For Palantir, valuation concerns may have played a role in Druckenmiller’s exit. The company currently trades at a price-to-sales ratio of 103, well above the historical ceiling of 30 to 40 for companies leading game-changing innovations over the past three decades.

TSMC’s Diversified Business Model

TSMC may have attracted Druckenmiller due to its more diversified business model compared to Nvidia and Palantir. While the company is ramping up its chip-on-wafer-on-substrate (CoWoS) capacity for AI applications from 35,000 monthly units in 2024 to an expected 135,000 units by 2026, it has a broader customer base.

Beyond Nvidia, TSMC also serves Advanced Micro Devices and Broadcom, which are increasing their AI-chip production. Additionally, the company produces chips and components for smartphones, wireless internet-connected devices, and next-generation vehicles.

For example, TSMC is the primary manufacturer of processors used in Apple’s iPhone. This diversity of operations means TSMC is not solely tied to the AI revolution, potentially providing some insulation if an AI bubble were to burst.

Additional Q1 Investments

Druckenmiller didn’t limit his first-quarter purchases to TSMC. SEC filings reveal he also added over 1 million shares of Flutter Entertainment, making it the 11th-largest holding in his portfolio.

Flutter Entertainment owns the popular FanDuel brand, which grew its monthly users by 11% year over year to 4.3 million by the end of March 2025, capturing 43% of the U.S. sports betting market.

Druckenmiller also initiated a new position in DocuSign valued at $87.5 million, making it his 10th largest holding. Despite operating in the competitive e-signature space, DocuSign continues to show growth, with first-quarter revenue up 7% year over year and impressive free cash flow representing 33% of total revenue.

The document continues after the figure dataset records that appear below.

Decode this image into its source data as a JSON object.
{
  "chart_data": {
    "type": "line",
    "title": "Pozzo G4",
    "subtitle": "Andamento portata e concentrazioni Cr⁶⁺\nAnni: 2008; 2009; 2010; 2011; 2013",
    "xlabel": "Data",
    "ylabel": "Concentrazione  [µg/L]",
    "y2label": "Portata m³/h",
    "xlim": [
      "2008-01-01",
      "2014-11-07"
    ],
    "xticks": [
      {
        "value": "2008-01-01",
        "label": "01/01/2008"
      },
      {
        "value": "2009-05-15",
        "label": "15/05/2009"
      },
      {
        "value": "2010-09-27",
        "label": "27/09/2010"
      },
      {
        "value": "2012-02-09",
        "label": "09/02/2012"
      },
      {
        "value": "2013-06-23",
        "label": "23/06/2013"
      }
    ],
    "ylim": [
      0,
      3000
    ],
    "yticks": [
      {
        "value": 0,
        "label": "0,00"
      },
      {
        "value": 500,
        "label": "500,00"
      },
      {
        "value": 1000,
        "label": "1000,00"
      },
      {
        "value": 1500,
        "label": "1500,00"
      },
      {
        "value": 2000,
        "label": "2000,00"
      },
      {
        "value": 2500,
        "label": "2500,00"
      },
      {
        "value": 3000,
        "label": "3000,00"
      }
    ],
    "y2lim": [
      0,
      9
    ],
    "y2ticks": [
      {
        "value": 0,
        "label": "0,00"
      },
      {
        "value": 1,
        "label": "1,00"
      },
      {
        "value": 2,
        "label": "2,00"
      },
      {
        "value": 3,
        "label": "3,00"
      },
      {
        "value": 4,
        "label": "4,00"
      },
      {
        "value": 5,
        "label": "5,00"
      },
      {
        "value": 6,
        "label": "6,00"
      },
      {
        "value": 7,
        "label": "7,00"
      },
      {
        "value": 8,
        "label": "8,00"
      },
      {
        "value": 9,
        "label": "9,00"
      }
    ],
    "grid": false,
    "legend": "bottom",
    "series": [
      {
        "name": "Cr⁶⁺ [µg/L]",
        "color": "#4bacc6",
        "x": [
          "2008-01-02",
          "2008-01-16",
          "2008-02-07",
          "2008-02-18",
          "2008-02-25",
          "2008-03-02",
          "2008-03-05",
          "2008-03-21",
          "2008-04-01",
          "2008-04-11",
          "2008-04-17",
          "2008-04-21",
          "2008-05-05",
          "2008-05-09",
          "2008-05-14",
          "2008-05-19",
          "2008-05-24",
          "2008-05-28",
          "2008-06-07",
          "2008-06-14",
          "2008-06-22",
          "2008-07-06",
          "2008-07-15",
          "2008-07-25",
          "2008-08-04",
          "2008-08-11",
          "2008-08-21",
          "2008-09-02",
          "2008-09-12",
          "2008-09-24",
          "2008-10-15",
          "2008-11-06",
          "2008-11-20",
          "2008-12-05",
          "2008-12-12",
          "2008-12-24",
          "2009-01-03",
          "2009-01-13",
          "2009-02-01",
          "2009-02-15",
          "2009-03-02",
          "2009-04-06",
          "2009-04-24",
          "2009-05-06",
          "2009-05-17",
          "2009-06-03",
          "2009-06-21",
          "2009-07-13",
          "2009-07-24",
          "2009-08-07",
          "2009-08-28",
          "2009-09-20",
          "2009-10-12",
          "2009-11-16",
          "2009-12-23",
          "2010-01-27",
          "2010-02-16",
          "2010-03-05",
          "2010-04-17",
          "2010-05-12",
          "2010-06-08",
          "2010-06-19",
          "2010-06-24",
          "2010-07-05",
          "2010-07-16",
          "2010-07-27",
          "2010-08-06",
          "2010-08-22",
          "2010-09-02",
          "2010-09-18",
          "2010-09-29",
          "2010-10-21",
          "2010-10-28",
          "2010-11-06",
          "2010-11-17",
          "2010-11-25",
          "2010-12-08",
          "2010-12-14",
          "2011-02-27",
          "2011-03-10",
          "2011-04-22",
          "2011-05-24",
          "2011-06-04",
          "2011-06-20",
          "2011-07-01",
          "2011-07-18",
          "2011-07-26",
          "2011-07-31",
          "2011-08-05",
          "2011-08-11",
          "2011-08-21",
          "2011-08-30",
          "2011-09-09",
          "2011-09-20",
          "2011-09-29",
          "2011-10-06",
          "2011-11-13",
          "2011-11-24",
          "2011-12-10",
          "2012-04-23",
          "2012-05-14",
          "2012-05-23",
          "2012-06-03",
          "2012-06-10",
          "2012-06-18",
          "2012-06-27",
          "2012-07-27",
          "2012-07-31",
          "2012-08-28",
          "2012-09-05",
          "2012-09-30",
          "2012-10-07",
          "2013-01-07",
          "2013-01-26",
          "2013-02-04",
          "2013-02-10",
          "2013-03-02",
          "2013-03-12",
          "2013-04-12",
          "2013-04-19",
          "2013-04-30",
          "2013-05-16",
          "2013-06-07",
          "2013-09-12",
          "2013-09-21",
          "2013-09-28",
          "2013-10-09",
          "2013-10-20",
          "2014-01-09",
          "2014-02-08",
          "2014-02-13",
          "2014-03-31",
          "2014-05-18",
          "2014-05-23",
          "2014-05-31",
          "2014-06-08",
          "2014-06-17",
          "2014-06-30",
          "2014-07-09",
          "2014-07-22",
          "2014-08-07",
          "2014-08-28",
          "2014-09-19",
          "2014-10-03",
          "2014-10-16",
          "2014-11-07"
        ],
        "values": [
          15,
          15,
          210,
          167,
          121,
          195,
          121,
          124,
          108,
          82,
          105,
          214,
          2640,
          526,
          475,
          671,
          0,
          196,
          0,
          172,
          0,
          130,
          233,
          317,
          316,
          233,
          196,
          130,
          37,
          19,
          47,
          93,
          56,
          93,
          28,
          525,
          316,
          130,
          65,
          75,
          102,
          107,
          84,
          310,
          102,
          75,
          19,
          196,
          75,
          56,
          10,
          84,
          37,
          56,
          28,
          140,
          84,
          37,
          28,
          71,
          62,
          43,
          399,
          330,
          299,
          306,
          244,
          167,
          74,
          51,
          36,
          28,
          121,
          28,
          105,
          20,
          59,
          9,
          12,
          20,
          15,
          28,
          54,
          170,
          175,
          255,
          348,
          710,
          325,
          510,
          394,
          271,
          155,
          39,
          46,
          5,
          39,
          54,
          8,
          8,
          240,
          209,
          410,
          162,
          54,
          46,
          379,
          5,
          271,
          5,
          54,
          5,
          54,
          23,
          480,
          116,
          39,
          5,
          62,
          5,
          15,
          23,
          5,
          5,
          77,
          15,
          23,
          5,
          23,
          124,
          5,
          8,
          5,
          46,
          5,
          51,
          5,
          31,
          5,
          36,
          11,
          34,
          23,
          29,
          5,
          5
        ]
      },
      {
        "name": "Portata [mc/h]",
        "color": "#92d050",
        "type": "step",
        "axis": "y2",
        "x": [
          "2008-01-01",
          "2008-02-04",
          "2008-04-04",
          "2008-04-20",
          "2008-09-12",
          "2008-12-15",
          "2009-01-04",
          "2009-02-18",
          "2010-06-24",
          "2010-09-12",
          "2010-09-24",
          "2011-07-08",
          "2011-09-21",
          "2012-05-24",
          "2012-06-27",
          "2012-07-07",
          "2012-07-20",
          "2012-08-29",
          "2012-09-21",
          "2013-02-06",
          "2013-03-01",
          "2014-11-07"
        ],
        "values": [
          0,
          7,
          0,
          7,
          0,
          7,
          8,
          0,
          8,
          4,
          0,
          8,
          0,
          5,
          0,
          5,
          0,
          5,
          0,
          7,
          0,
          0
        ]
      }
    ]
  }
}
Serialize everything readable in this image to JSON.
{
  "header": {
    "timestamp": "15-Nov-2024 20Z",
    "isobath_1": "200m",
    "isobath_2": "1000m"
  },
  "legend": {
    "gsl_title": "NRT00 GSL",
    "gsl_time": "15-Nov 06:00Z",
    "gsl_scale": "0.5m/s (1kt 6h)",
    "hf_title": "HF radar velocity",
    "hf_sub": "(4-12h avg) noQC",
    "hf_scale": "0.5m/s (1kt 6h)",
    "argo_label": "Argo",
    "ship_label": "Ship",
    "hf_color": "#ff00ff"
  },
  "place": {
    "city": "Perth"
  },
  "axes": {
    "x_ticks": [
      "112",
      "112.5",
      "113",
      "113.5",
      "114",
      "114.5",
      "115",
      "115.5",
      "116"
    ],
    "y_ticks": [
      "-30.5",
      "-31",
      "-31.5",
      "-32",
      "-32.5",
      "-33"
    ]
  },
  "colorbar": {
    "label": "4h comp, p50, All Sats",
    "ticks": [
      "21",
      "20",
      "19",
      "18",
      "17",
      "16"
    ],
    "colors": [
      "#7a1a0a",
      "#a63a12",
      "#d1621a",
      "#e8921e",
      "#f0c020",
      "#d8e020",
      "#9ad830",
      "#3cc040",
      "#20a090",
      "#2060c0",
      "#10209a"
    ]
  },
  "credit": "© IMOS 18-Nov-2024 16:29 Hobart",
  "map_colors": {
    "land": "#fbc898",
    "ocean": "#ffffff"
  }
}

Taiwan Semiconductor $TSM just reported April sales of $11.6 Billion up 48.1% YoY pic.twitter.com/fTUu2FdYMX

— Evan (@StockMKTNewz) May 9, 2025

While TSMC is now Druckenmiller’s largest holding among these three stocks, it still represents just 3.2% of his overall portfolio, highlighting his approach to risk management even when making major investment shifts.

The first-quarter filings provide a clear picture of Druckenmiller’s evolving investment strategy as he navigates the rapidly changing landscape of AI and technology investments.